Je leest:

Track en trace voor besmettelijke ziekten

Track en trace voor besmettelijke ziekten

Geo-informatie brengt besmetting in kaart

Auteur: | 17 november 2010

Met geo-informatie, informatie over locatie, kun je van alles. Je mobieltje kan jou hierdoor precies laten zien welke restaurants in de buurt zijn en verdwalen is er ook niet meer bij. Engelse onderzoekers komen nu met nog een toepassing: de verspreiding van besmettelijke ziekten volgen.

De meeste mobiele telefoons zijn er tegenwoordig mee uitgerust: een sensor die registreert waar je je op dat moment bevindt. Deze geoinformatie is heel bruikbaar, bijvoorbeeld om een route uit te stippelen (met navigatiesoftware) of informatie op te zoeken over de buurt waar je je bevindt.

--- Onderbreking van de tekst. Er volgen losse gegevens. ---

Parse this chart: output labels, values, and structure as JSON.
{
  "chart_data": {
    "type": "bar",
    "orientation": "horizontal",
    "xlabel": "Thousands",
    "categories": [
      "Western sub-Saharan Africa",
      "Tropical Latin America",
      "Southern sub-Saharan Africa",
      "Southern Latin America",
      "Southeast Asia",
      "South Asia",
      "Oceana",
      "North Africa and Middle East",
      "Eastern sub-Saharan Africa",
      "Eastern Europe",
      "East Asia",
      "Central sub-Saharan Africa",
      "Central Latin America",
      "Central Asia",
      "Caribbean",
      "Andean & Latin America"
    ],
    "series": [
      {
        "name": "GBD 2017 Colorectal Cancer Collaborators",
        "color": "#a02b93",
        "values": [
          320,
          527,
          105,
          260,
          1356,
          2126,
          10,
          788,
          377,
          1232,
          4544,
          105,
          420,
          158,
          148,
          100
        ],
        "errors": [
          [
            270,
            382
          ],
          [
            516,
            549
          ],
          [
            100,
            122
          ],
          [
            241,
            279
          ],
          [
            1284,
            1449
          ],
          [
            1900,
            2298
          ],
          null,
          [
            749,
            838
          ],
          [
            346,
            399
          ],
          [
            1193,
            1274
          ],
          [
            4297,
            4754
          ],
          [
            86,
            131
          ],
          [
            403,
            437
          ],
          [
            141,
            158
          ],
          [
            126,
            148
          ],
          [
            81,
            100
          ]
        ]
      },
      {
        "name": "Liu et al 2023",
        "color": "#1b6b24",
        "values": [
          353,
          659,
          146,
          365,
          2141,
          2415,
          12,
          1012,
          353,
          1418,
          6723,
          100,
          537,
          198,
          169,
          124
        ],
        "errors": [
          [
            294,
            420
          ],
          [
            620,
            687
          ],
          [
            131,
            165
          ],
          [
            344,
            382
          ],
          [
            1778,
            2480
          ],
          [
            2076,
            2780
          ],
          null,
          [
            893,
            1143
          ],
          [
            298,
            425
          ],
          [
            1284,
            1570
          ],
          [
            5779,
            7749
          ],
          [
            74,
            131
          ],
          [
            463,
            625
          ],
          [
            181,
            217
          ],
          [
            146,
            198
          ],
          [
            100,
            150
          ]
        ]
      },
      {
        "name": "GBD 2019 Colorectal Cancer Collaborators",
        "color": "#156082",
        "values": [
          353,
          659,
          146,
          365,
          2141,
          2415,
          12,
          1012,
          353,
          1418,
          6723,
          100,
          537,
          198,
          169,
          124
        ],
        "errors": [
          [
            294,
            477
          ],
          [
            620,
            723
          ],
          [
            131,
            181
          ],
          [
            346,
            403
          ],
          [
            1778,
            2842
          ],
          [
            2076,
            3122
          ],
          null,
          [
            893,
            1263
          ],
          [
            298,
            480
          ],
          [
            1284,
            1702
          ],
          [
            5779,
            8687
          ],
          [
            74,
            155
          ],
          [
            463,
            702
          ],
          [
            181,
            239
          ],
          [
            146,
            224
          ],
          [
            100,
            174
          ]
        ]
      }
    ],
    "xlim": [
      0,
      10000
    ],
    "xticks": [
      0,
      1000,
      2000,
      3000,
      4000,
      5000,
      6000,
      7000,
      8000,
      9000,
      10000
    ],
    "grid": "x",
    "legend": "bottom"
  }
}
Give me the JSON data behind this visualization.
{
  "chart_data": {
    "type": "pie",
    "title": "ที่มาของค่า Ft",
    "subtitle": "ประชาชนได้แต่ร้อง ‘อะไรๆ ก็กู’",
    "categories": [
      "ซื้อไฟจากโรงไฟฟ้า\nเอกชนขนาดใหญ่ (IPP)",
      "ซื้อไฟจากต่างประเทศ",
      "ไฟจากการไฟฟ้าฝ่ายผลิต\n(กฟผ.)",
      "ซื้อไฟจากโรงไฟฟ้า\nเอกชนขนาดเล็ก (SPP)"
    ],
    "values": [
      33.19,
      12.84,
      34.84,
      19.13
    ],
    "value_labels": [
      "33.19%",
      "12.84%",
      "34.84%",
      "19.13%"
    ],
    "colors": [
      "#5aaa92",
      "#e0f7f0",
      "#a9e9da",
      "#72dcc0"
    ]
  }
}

De meest bekende toepassing van geoinformatie is natuurlijk het maken van kaarten. Maar tegenwoordig wordt er veel meer mee gedaan, omdat de gegevens nauwkeuriger zijn en heel gemakkelijk zijn op te vragen. Hier zie je bijvoorbeeld een screenshot van Layar, een programma dat een extra laagje informatie laat zien over de lokatie waar jij je op dat moment bevindt.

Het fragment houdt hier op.